Menurut Eddy, organisasi tersebut menjadi ruang bagi anggotanya untuk membahas dan mendiskusikan beragam peristiwa kejahatan nyata. Namun, kondisi tersebut dapat menjadi perhatian ketika terjadi perubahan perilaku pada seseorang nan tergabung di dalamnya.

"Tapi ini bakal rawan ketika member alias orang alias anak, pemuda, masyarakat nan tergabung masuk ke dalam grup True Crime Community ini mulai bergeser kepada behavior-nya, perilakunya,” ujarnya.

Ilustrasi pembunuhan. Foto: Shutter Stock

BNPT, kata Eddy, tidak menggunakan pendekatan dengan memberi label kepada seluruh anak alias remaja nan tergabung dalam organisasi tersebut sebagai teroris alias ekstremis.

"'Bukan misal kayak gini, 'Oh anak ini sudah tergabung dalam True Crime Community berfaedah dia teroris alias dia ekstremis.' Bukan. Justru kita lebih kepada risk-based behavior assessment," jelasnya.

Menurut Eddy, perubahan perilaku menjadi parameter utama dalam melakukan mitigasi dan pencegahan. Salah satu perilaku nan perlu diwaspadai adalah ketika seseorang mulai mengagungkan alias menganggap kekerasan sebagai sesuatu nan normal.

“Jadi perubahan perilakunya, apalagi mereka sudah mengagungkan alias menormalisasi kekerasan.
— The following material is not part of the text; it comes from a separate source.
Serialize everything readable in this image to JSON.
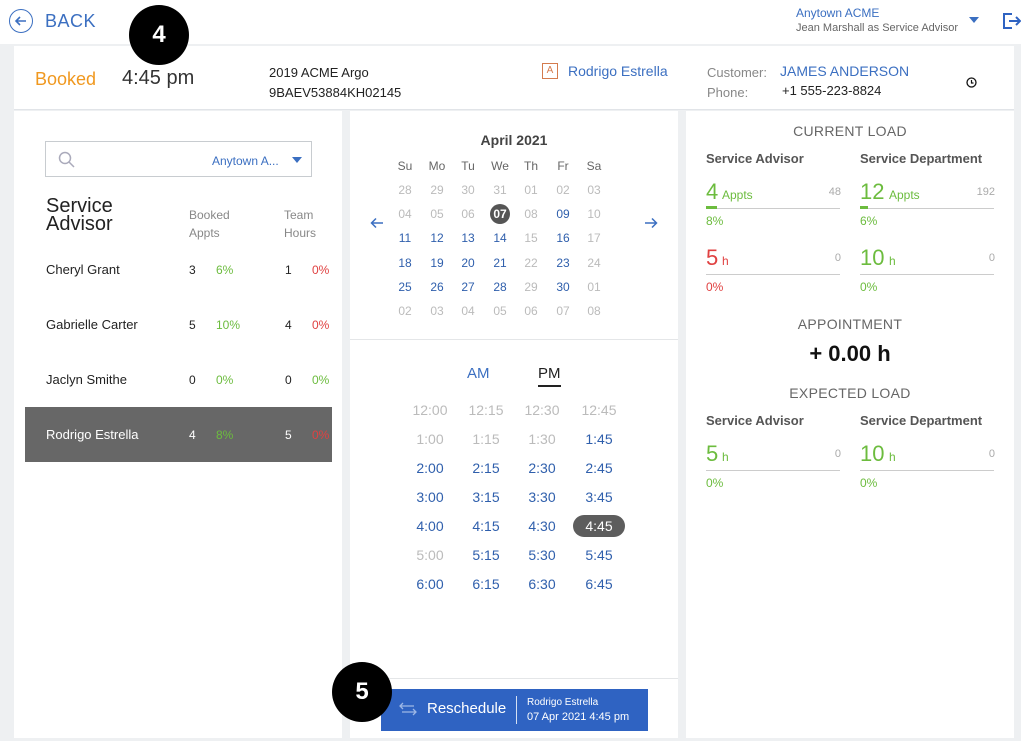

Nah, ini nan berbahaya,” tegasnya.

Eddy sebelumnya menyebut sebanyak 620 anak telah terpapar mengerti kekerasan dan radikalisasi sepanjang Januari hingga Agustus 2026. Mereka kebanyakan berumur 11 hingga 18 tahun dan tersebar di 34 provinsi.

BNPT pun bakal melakukan intervensi dengan mengedepankan pendekatan rehabilitasi, bukan penegakan hukum.

Menurut Eddy, penguatan peran sekolah, tenaga pendidik, tenaga kependidikan, serta family diperlukan untuk mencegah perubahan perilaku anak dan remaja nan berpotensi mengarah pada kekerasan.

"Jadi kami pendekatannya tidak melalui law enforcement, tidak pendekatan hukum. Tapi kita lebih kepada tadi, rehabilitasi," kata dia.

BNPT juga menilai ruang digital perlu menjadi perhatian dalam upaya pencegahan. Menurut hasil penelitian lembaga tersebut, internet menjadi salah satu media efektif nan digunakan untuk propaganda, rekrutmen, dan pendanaan terorisme.

"Hasil penelitian kami bahwa media internet itu menjadi media nan paling efektif untuk melakukan tiga hal, (yaitu) propaganda, rekrutmen, dan pendanaan terorisme. Nah ini, tiga perihal ini nan menjadi concern di kami," paparnya.